Зазывность, чувственность, эмоциональный напор Брянцев ценит гораздо более, чем самодовлеющую красоту жеста. В его режиссерском сюжете царю Соломону (Владимир Кириллов) вдруг бесконечно дороги оказываются обе женщины -- и Суламифь, и Астис: смерть из-за любви их уравняла. Это совершенно против логики, это никак не оправдано ходом действия, но такое решение очень характерно для Брянцева, восторженно и благодарно принимающего любую страсть, -- лишь бы она была яркой.
К юбилейной премьере Дмитрия Брянцева можно было бы предъявить суровый счет. И откровенная эротичность, и условный ориентализм его "Суламифи" держатся по сути на шаблонах. Высунуться с упреками мешают два обстоятельства -- и принудительная юбилейная корректность к ним не относится.
Во-первых, клишированный образ "Востока" (будь то Персия, Индия или Иудея) вполне законно существует в русской культурной традиции.

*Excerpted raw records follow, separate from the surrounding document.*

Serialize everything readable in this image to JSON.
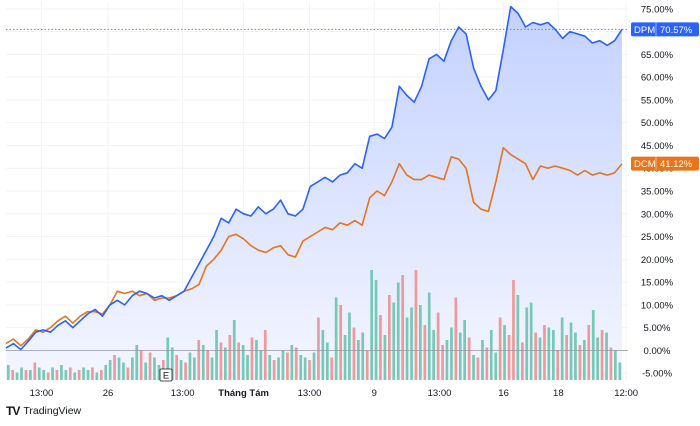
{
  "chart_data": {
    "type": "line",
    "y_unit": "%",
    "y_ticks": [
      "75.00%",
      "70.00%",
      "65.00%",
      "60.00%",
      "55.00%",
      "50.00%",
      "45.00%",
      "40.00%",
      "35.00%",
      "30.00%",
      "25.00%",
      "20.00%",
      "15.00%",
      "10.00%",
      "5.00%",
      "0.00%",
      "-5.00%"
    ],
    "ylim": [
      -6.5,
      76.5
    ],
    "x_ticks": [
      {
        "label": "13:00",
        "pos": 0.057,
        "bold": false
      },
      {
        "label": "26",
        "pos": 0.164,
        "bold": false
      },
      {
        "label": "13:00",
        "pos": 0.284,
        "bold": false
      },
      {
        "label": "Tháng Tám",
        "pos": 0.382,
        "bold": true
      },
      {
        "label": "13:00",
        "pos": 0.488,
        "bold": false
      },
      {
        "label": "9",
        "pos": 0.592,
        "bold": false
      },
      {
        "label": "13:00",
        "pos": 0.697,
        "bold": false
      },
      {
        "label": "16",
        "pos": 0.8,
        "bold": false
      },
      {
        "label": "18",
        "pos": 0.888,
        "bold": false
      },
      {
        "label": "12:00",
        "pos": 0.997,
        "bold": false
      }
    ],
    "series": [
      {
        "name": "DPM",
        "color": "#2962ff",
        "last_value_label": "70.57%",
        "values": [
          0.5,
          1.5,
          0.2,
          2.0,
          4.0,
          4.5,
          4.0,
          5.5,
          6.5,
          5.0,
          6.5,
          8.0,
          9.0,
          7.5,
          10.0,
          11.0,
          10.0,
          12.0,
          13.0,
          12.5,
          11.5,
          12.0,
          11.0,
          12.0,
          13.0,
          16.0,
          19.0,
          22.0,
          25.0,
          29.0,
          28.0,
          31.0,
          30.0,
          29.5,
          31.5,
          30.0,
          31.0,
          33.0,
          30.0,
          29.5,
          31.0,
          36.0,
          37.0,
          38.0,
          37.0,
          38.5,
          39.0,
          41.0,
          40.0,
          47.0,
          47.5,
          46.5,
          49.0,
          58.0,
          56.0,
          54.5,
          58.0,
          64.0,
          65.0,
          63.5,
          68.0,
          71.0,
          69.5,
          62.0,
          58.0,
          55.0,
          57.0,
          66.0,
          75.5,
          74.0,
          71.0,
          72.0,
          71.5,
          72.0,
          70.5,
          68.5,
          70.0,
          69.5,
          69.0,
          67.5,
          68.0,
          67.0,
          68.0,
          70.5
        ]
      },
      {
        "name": "DCM",
        "color": "#e8741c",
        "last_value_label": "41.12%",
        "values": [
          1.5,
          2.5,
          1.0,
          2.5,
          4.5,
          4.0,
          5.0,
          6.5,
          7.5,
          6.0,
          7.5,
          8.5,
          8.5,
          8.0,
          10.0,
          13.0,
          12.5,
          13.0,
          12.0,
          12.5,
          11.0,
          11.5,
          11.5,
          12.0,
          13.0,
          13.5,
          14.5,
          18.5,
          20.0,
          22.0,
          25.0,
          25.5,
          24.5,
          23.0,
          22.0,
          21.5,
          22.5,
          23.0,
          21.0,
          20.5,
          24.0,
          25.0,
          26.0,
          27.0,
          26.5,
          28.0,
          27.5,
          28.5,
          27.5,
          33.5,
          35.0,
          34.0,
          37.0,
          41.0,
          38.5,
          37.5,
          37.5,
          38.5,
          38.0,
          37.5,
          42.5,
          42.0,
          40.0,
          32.5,
          31.0,
          30.5,
          37.0,
          44.5,
          43.0,
          42.0,
          41.0,
          37.5,
          40.5,
          40.0,
          40.5,
          40.0,
          39.5,
          38.5,
          39.5,
          38.5,
          39.0,
          38.5,
          39.0,
          41.0
        ]
      }
    ],
    "volume": [
      6,
      4,
      3,
      5,
      4,
      4,
      7,
      5,
      4,
      3,
      5,
      4,
      6,
      4,
      5,
      3,
      4,
      5,
      4,
      5,
      3,
      4,
      6,
      8,
      10,
      9,
      7,
      5,
      9,
      14,
      12,
      7,
      11,
      9,
      6,
      8,
      17,
      13,
      10,
      8,
      7,
      11,
      9,
      16,
      14,
      12,
      9,
      20,
      15,
      13,
      18,
      24,
      15,
      14,
      10,
      17,
      16,
      12,
      20,
      10,
      8,
      9,
      12,
      11,
      14,
      13,
      10,
      9,
      8,
      11,
      25,
      20,
      15,
      9,
      33,
      30,
      18,
      27,
      21,
      16,
      19,
      12,
      44,
      40,
      26,
      18,
      34,
      31,
      39,
      42,
      25,
      29,
      44,
      30,
      22,
      35,
      20,
      27,
      14,
      16,
      21,
      33,
      19,
      24,
      17,
      10,
      9,
      16,
      13,
      20,
      11,
      25,
      22,
      18,
      40,
      34,
      15,
      29,
      31,
      19,
      17,
      22,
      21,
      20,
      12,
      25,
      18,
      23,
      19,
      14,
      16,
      22,
      28,
      17,
      20,
      19,
      13,
      12,
      7
    ],
    "volume_colors": [
      "g",
      "r",
      "g",
      "g",
      "r",
      "g",
      "r",
      "g",
      "g",
      "r",
      "g",
      "r",
      "g",
      "g",
      "r",
      "g",
      "r",
      "g",
      "g",
      "r",
      "g",
      "r",
      "g",
      "g",
      "r",
      "g",
      "g",
      "r",
      "g",
      "g",
      "r",
      "g",
      "r",
      "g",
      "g",
      "r",
      "g",
      "g",
      "r",
      "g",
      "r",
      "g",
      "g",
      "r",
      "g",
      "r",
      "g",
      "g",
      "r",
      "g",
      "r",
      "g",
      "r",
      "g",
      "g",
      "r",
      "g",
      "g",
      "r",
      "g",
      "r",
      "g",
      "g",
      "r",
      "g",
      "r",
      "g",
      "g",
      "r",
      "g",
      "r",
      "g",
      "g",
      "r",
      "g",
      "r",
      "g",
      "g",
      "r",
      "g",
      "g",
      "r",
      "g",
      "g",
      "r",
      "g",
      "r",
      "g",
      "g",
      "r",
      "g",
      "g",
      "r",
      "g",
      "r",
      "g",
      "g",
      "r",
      "r",
      "g",
      "g",
      "r",
      "g",
      "g",
      "r",
      "g",
      "r",
      "g",
      "r",
      "g",
      "g",
      "r",
      "g",
      "r",
      "r",
      "g",
      "r",
      "g",
      "g",
      "r",
      "g",
      "r",
      "g",
      "g",
      "r",
      "g",
      "r",
      "g",
      "g",
      "r",
      "g",
      "r",
      "g",
      "g",
      "r",
      "g",
      "r",
      "g",
      "g"
    ],
    "colors": {
      "up_volume": "#76c9b6",
      "down_volume": "#ef9a9a",
      "area_top": "#c3d1ff",
      "area_bottom": "#f4f6ff",
      "zero_line": "#9598a1",
      "dotted_line": "#5d86ff"
    },
    "event_marker": "E",
    "grid": true,
    "legend": "price-tags-right"
  },
  "branding": {
    "logo_mark": "TV",
    "logo_text": "TradingView"
  }
}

Достаточно вспомнить "Персидские мотивы" Есенина, целиком состоящие из трюизмов. Страшны не банальности, а их бестолковое употребление. Дмитрий Брянцев в "Суламифи" использует довольно стертые эмблемы "восточности" разумно, целенаправленно -- а иногда с изяществом.
Во-вторых, многое искупается личным темпераментом балетмейстера и постановщика, его жизнелюбием, подспудно просачивающимися в спектакль. Дмитрий Брянцев -- человек, живущий радостно и азартно: это помогает ему в профессии. Самому предсказуемому и невзрачному приему он умеет придать заразительность. Бывают такие счастливцы: чем бы они не занимались, с ними интересно находиться рядом.